‘The fever’s got to break’: When will there be a House speaker?

Members-elect from across GOP agree there’s no plan how to get past impasse and future looks uncertain

Gustaf Kilander
Washington, DC
Friday 06 January 2023 13:38 GMT
Related video: Joe Biden calls Republican house speaker chaos ‘embarrassing’

It remains unclear when there will be a new speaker of the House elected, as Republican Leader Kevin McCarthy scrambles to garner support for his flailing bid for the speakership.

The GOP leader has lost 11 votes in three days to become speaker this week, coming short of the 218 votes he needs for a majority in the chamber.

It’s the first time in a century that the election of a House speaker has gone into multiple ballots.

The number of votes needed to clinch the gavel may change if some members-elect vote “present” or choose not to appear for votes, meaning that the threshold for a majority is lower, something which appears unlikely to happen.

In the initial two rounds of voting on Tuesday, 19 Republicans voted against Mr McCarthy, with 20 Republicans voting against him in the third round. With 222 Republicans elected to the House in the 2022 midterms, Mr McCarthy can only afford to lose four votes as Democrats appear unwilling to help him across the finish line.

Several more roll call votes took place on Wednesday and Thursday – all also coming up short.

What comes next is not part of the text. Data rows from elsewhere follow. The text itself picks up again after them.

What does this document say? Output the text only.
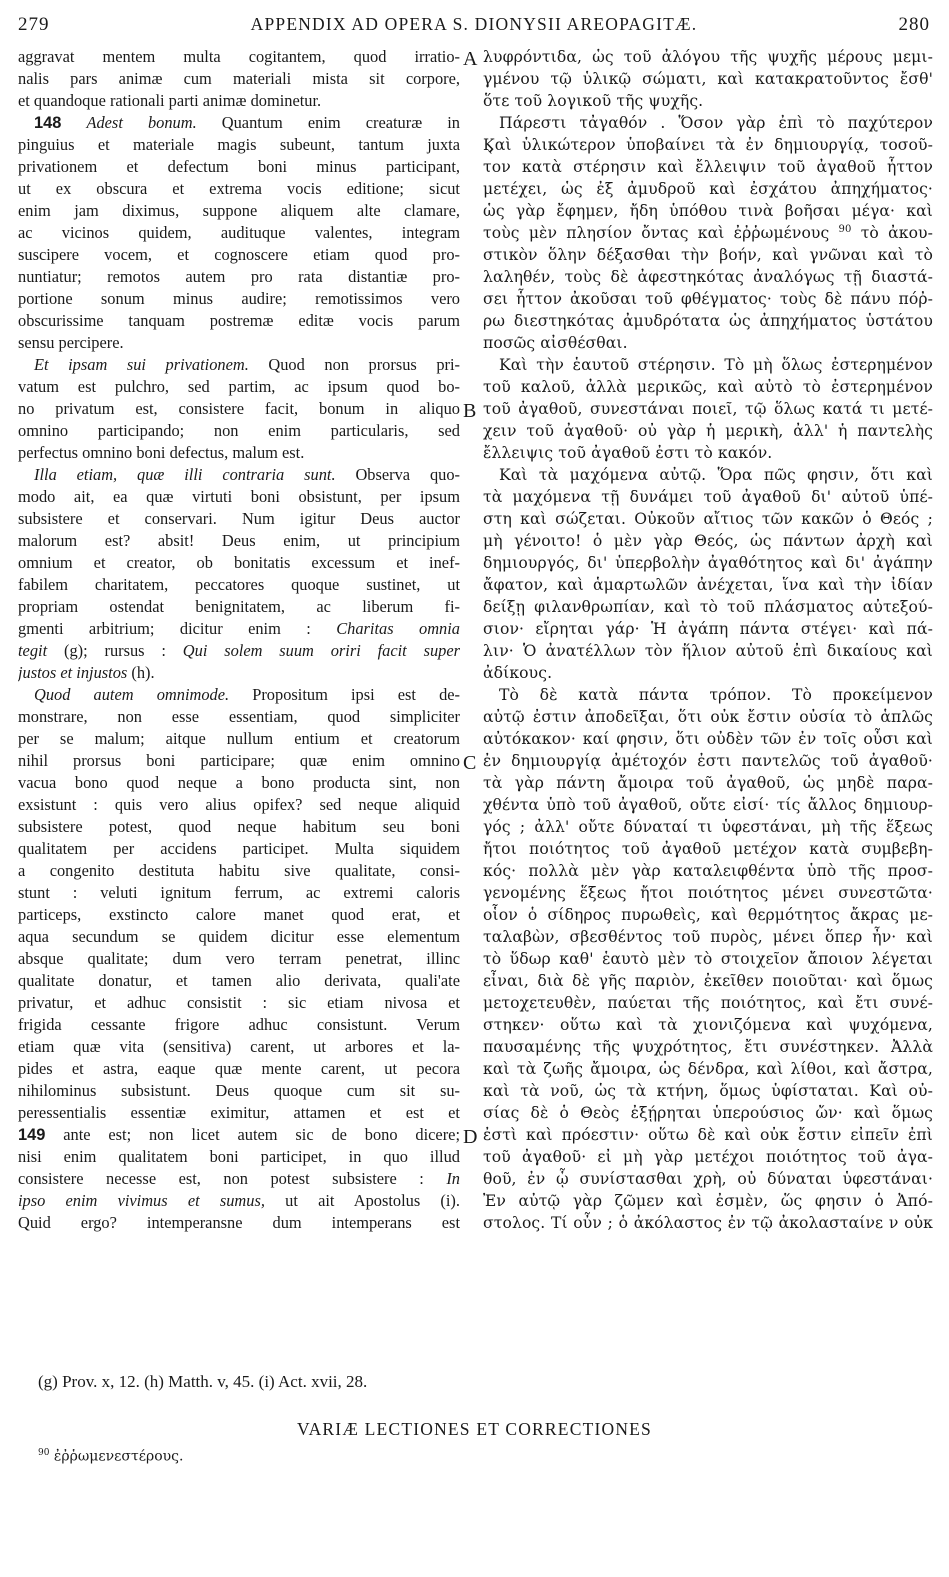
279	APPENDIX AD OPERA S. DIONYSII AREOPAGITÆ.	280
aggravat mentem multa cogitantem, quod irratio-
nalis pars animæ cum materiali mista sit corpore,
et quandoque rationali parti animæ dominetur.
148 Adest bonum. Quantum enim creaturæ in
pinguius et materiale magis subeunt, tantum juxta
privationem et defectum boni minus participant,
ut ex obscura et extrema vocis editione; sicut
enim jam diximus, suppone aliquem alte clamare,
ac vicinos quidem, audituque valentes, integram
suscipere vocem, et cognoscere etiam quod pro-
nuntiatur; remotos autem pro rata distantiæ pro-
portione sonum minus audire; remotissimos vero
obscurissime tanquam postremæ editæ vocis parum
sensu percipere.
Et ipsam sui privationem. Quod non prorsus pri-
vatum est pulchro, sed partim, ac ipsum quod bo-
no privatum est, consistere facit, bonum in aliquo
omnino participando; non enim particularis, sed
perfectus omnino boni defectus, malum est.
Illa etiam, quæ illi contraria sunt. Observa quo-
modo ait, ea quæ virtuti boni obsistunt, per ipsum
subsistere et conservari. Num igitur Deus auctor
malorum est? absit! Deus enim, ut principium
omnium et creator, ob bonitatis excessum et inef-
fabilem charitatem, peccatores quoque sustinet, ut
propriam ostendat benignitatem, ac liberum fi-
gmenti arbitrium; dicitur enim : Charitas omnia
tegit (g); rursus : Qui solem suum oriri facit super
justos et injustos (h).
Quod autem omnimode. Propositum ipsi est de-
monstrare, non esse essentiam, quod simpliciter
per se malum; aitque nullum entium et creatorum
nihil prorsus boni participare; quæ enim omnino
vacua bono quod neque a bono producta sint, non
exsistunt : quis vero alius opifex? sed neque aliquid
subsistere potest, quod neque habitum seu boni
qualitatem per accidens participet. Multa siquidem
a congenito destituta habitu sive qualitate, consi-
stunt : veluti ignitum ferrum, ac extremi caloris
particeps, exstincto calore manet quod erat, et
aqua secundum se quidem dicitur esse elementum
absque qualitate; dum vero terram penetrat, illinc
qualitate donatur, et tamen alio derivata, quali'ate
privatur, et adhuc consistit : sic etiam nivosa et
frigida cessante frigore adhuc consistunt. Verum
etiam quæ vita (sensitiva) carent, ut arbores et la-
pides et astra, eaque quæ mente carent, ut pecora
nihilominus subsistunt. Deus quoque cum sit su-
peressentialis essentiæ eximitur, attamen et est et
149 ante est; non licet autem sic de bono dicere;
nisi enim qualitatem boni participet, in quo illud
consistere necesse est, non potest subsistere : In
ipso enim vivimus et sumus, ut ait Apostolus (i).
Quid ergo? intemperansne dum intemperans est
A
B
C
D
λυφρόντιδα, ὡς τοῦ ἀλόγου τῆς ψυχῆς μέρους μεμι-
γμένου τῷ ὑλικῷ σώματι, καὶ κατακρατοῦντος ἔσθ'
ὅτε τοῦ λογικοῦ τῆς ψυχῆς.
Πάρεστι τἀγαθόν . Ὅσον γὰρ ἐπὶ τὸ παχύτερον
Ϗαὶ ὑλικώτερον ὑποβαίνει τὰ ἐν δημιουργίᾳ, τοσοῦ-
τον κατὰ στέρησιν καὶ ἔλλειψιν τοῦ ἀγαθοῦ ἧττον
μετέχει, ὡς ἐξ ἀμυδροῦ καὶ ἐσχάτου ἀπηχήματος·
ὡς γὰρ ἔφημεν, ἤδη ὑπόθου τινὰ βοῆσαι μέγα· καὶ
τοὺς μὲν πλησίον ὄντας καὶ ἐῤῥωμένους $^{90}$ τὸ ἀκου-
στικὸν ὅλην δέξασθαι τὴν βοήν, καὶ γνῶναι καὶ τὸ
λαληθέν, τοὺς δὲ ἀφεστηκότας ἀναλόγως τῇ διαστά-
σει ἧττον ἀκοῦσαι τοῦ φθέγματος· τοὺς δὲ πάνυ πόῤ-
ρω διεστηκότας ἀμυδρότατα ὡς ἀπηχήματος ὑστάτου
ποσῶς αἰσθέσθαι.
Καὶ τὴν ἑαυτοῦ στέρησιν. Τὸ μὴ ὅλως ἐστερημένον
τοῦ καλοῦ, ἀλλὰ μερικῶς, καὶ αὐτὸ τὸ ἐστερημένον
τοῦ ἀγαθοῦ, συνεστάναι ποιεῖ, τῷ ὅλως κατά τι μετέ-
χειν τοῦ ἀγαθοῦ· οὐ γὰρ ἡ μερικὴ, ἀλλ' ἡ παντελὴς
ἔλλειψις τοῦ ἀγαθοῦ ἐστι τὸ κακόν.
Καὶ τὰ μαχόμενα αὐτῷ. Ὅρα πῶς φησιν, ὅτι καὶ
τὰ μαχόμενα τῇ δυνάμει τοῦ ἀγαθοῦ δι' αὐτοῦ ὑπέ-
στη καὶ σώζεται. Οὐκοῦν αἴτιος τῶν κακῶν ὁ Θεός ;
μὴ γένοιτο! ὁ μὲν γὰρ Θεός, ὡς πάντων ἀρχὴ καὶ
δημιουργός, δι' ὑπερβολὴν ἀγαθότητος καὶ δι' ἀγάπην
ἄφατον, καὶ ἁμαρτωλῶν ἀνέχεται, ἵνα καὶ τὴν ἰδίαν
δείξῃ φιλανθρωπίαν, καὶ τὸ τοῦ πλάσματος αὐτεξού-
σιον· εἴρηται γάρ· Ἡ ἀγάπη πάντα στέγει· καὶ πά-
λιν· Ὁ ἀνατέλλων τὸν ἥλιον αὐτοῦ ἐπὶ δικαίους καὶ
ἀδίκους.
Τὸ δὲ κατὰ πάντα τρόπον. Τὸ προκείμενον
αὐτῷ ἐστιν ἀποδεῖξαι, ὅτι οὐκ ἔστιν οὐσία τὸ ἁπλῶς
αὐτόκακον· καί φησιν, ὅτι οὐδὲν τῶν ἐν τοῖς οὖσι καὶ
ἐν δημιουργίᾳ ἀμέτοχόν ἐστι παντελῶς τοῦ ἀγαθοῦ·
τὰ γὰρ πάντη ἄμοιρα τοῦ ἀγαθοῦ, ὡς μηδὲ παρα-
χθέντα ὑπὸ τοῦ ἀγαθοῦ, οὔτε εἰσί· τίς ἄλλος δημιουρ-
γός ; ἀλλ' οὔτε δύναταί τι ὑφεστάναι, μὴ τῆς ἕξεως
ἤτοι ποιότητος τοῦ ἀγαθοῦ μετέχον κατὰ συμβεβη-
κός· πολλὰ μὲν γὰρ καταλειφθέντα ὑπὸ τῆς προσ-
γενομένης ἕξεως ἤτοι ποιότητος μένει συνεστῶτα·
οἷον ὁ σίδηρος πυρωθεὶς, καὶ θερμότητος ἄκρας με-
ταλαβὼν, σβεσθέντος τοῦ πυρὸς, μένει ὅπερ ἦν· καὶ
τὸ ὕδωρ καθ' ἑαυτὸ μὲν τὸ στοιχεῖον ἄποιον λέγεται
εἶναι, διὰ δὲ γῆς παριὸν, ἐκεῖθεν ποιοῦται· καὶ ὅμως
μετοχετευθὲν, παύεται τῆς ποιότητος, καὶ ἔτι συνέ-
στηκεν· οὕτω καὶ τὰ χιονιζόμενα καὶ ψυχόμενα,
παυσαμένης τῆς ψυχρότητος, ἔτι συνέστηκεν. Ἀλλὰ
καὶ τὰ ζωῆς ἄμοιρα, ὡς δένδρα, καὶ λίθοι, καὶ ἄστρα,
καὶ τὰ νοῦ, ὡς τὰ κτήνη, ὅμως ὑφίσταται. Καὶ οὐ-
σίας δὲ ὁ Θεὸς ἐξῄρηται ὑπερούσιος ὤν· καὶ ὅμως
ἐστὶ καὶ πρόεστιν· οὕτω δὲ καὶ οὐκ ἔστιν εἰπεῖν ἐπὶ
τοῦ ἀγαθοῦ· εἰ μὴ γὰρ μετέχοι ποιότητος τοῦ ἀγα-
θοῦ, ἐν ᾧ συνίστασθαι χρὴ, οὐ δύναται ὑφεστάναι·
Ἐν αὐτῷ γὰρ ζῶμεν καὶ ἐσμὲν, ὥς φησιν ὁ Ἀπό-
στολος. Τί οὖν ; ὁ ἀκόλαστος ἐν τῷ ἀκολασταίνε ν οὐκ
(g) Prov. x, 12. (h) Matth. v, 45. (i) Act. xvii, 28.
VARIÆ LECTIONES ET CORRECTIONES
$^{90}$ ἐῤῥωμενεστέρους.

The House will now meet again on Friday to keep voting and trying to hammer out a deal to elect a speaker so that regular House business can commence.

Despite the humiliating loss, Mr McCarthy remained defiant telling reporters that processes “take a little longer” and don’t “meet your deadline”.

“It’s not how you start, it’s how you finish,” he insisted on Thursday evening. “If we finish well, we’ll be very successful.”

While allies of the GOP leader have been trying to negotiate with the dissenters, dubbed by some in the Republican Party on Tuesday as the “Taliban 19”, there are few signs of optimism that the gridlock will lift.

Pennsylvania Republican Brian Fitzpatrick, an ally of Mr McCarthy who’s speaking to the rightwing members opposing the leader, said, “I don’t think anyone should be assuming something drastic happens quickly. We have to be patient”.

“The fever’s got to break here. The very thing that’s got to happen is the temperature has got to come down,” he added, according to Politico.

“Personally I think we should have an agreement before we go to the floor, but that’s not my decision,” he said.

Republican members-elect from all parts of the House conference agree on one thing – there’s no plan and it remains unclear what happens next, the outlet noted. Reports of a deal have surfaced on Thursday night but some of the holdouts continued to vow that they will not support Mr McCarthy’s bid.

“I will not be voting for Kevin McCarthy,” Matt Gaetz tweeted late on Thursday night.

“I resent the extent to which he utilizes the lobbyists and special interests to dictate how political decisions, policy decisions, and leadership decisions are made. We have zero trust in him.”

Late on Tuesday night, Mr McCarthy suggested that he may attempt to get some of his members to vote “present” instead of for another candidate, lowering the threshold for him to become speaker.

“You just have to get more votes than 212, where the Democrats are. Ideally, it’d be nice to get 222,” he said in reference to the total number of Republicans in the chamber.

The 212 Democrats elected have remained unified behind their new leader – Brooklyn, New York Representative-elect Hakeem Jeffries.

But some of the Republicans blocking Mr McCarthy’s path to the speakership, rejected the idea of voting “present”.

Mr Gaetz said the notion was “absurd” and Chip Roy of Texas said, “I just don’t see it”.

“If he’s literally trying to patchwork votes together, to scrap together the votes by trying to carve out present votes and hope some people don’t show up or something — I just don’t see that as a path to a strong leadership position,” Mr Roy added, according to Politico.

“We’re basically at an impasse. So what are we going to do, have the same vote numbers for 10 ballots? That’s ridiculous and that makes no sense,” Byron Donalds, a Florida Republican, said. “He’s got to prove he can get there. At the end of the day, you have to close the deal. … We do not reward not being able to close deals.”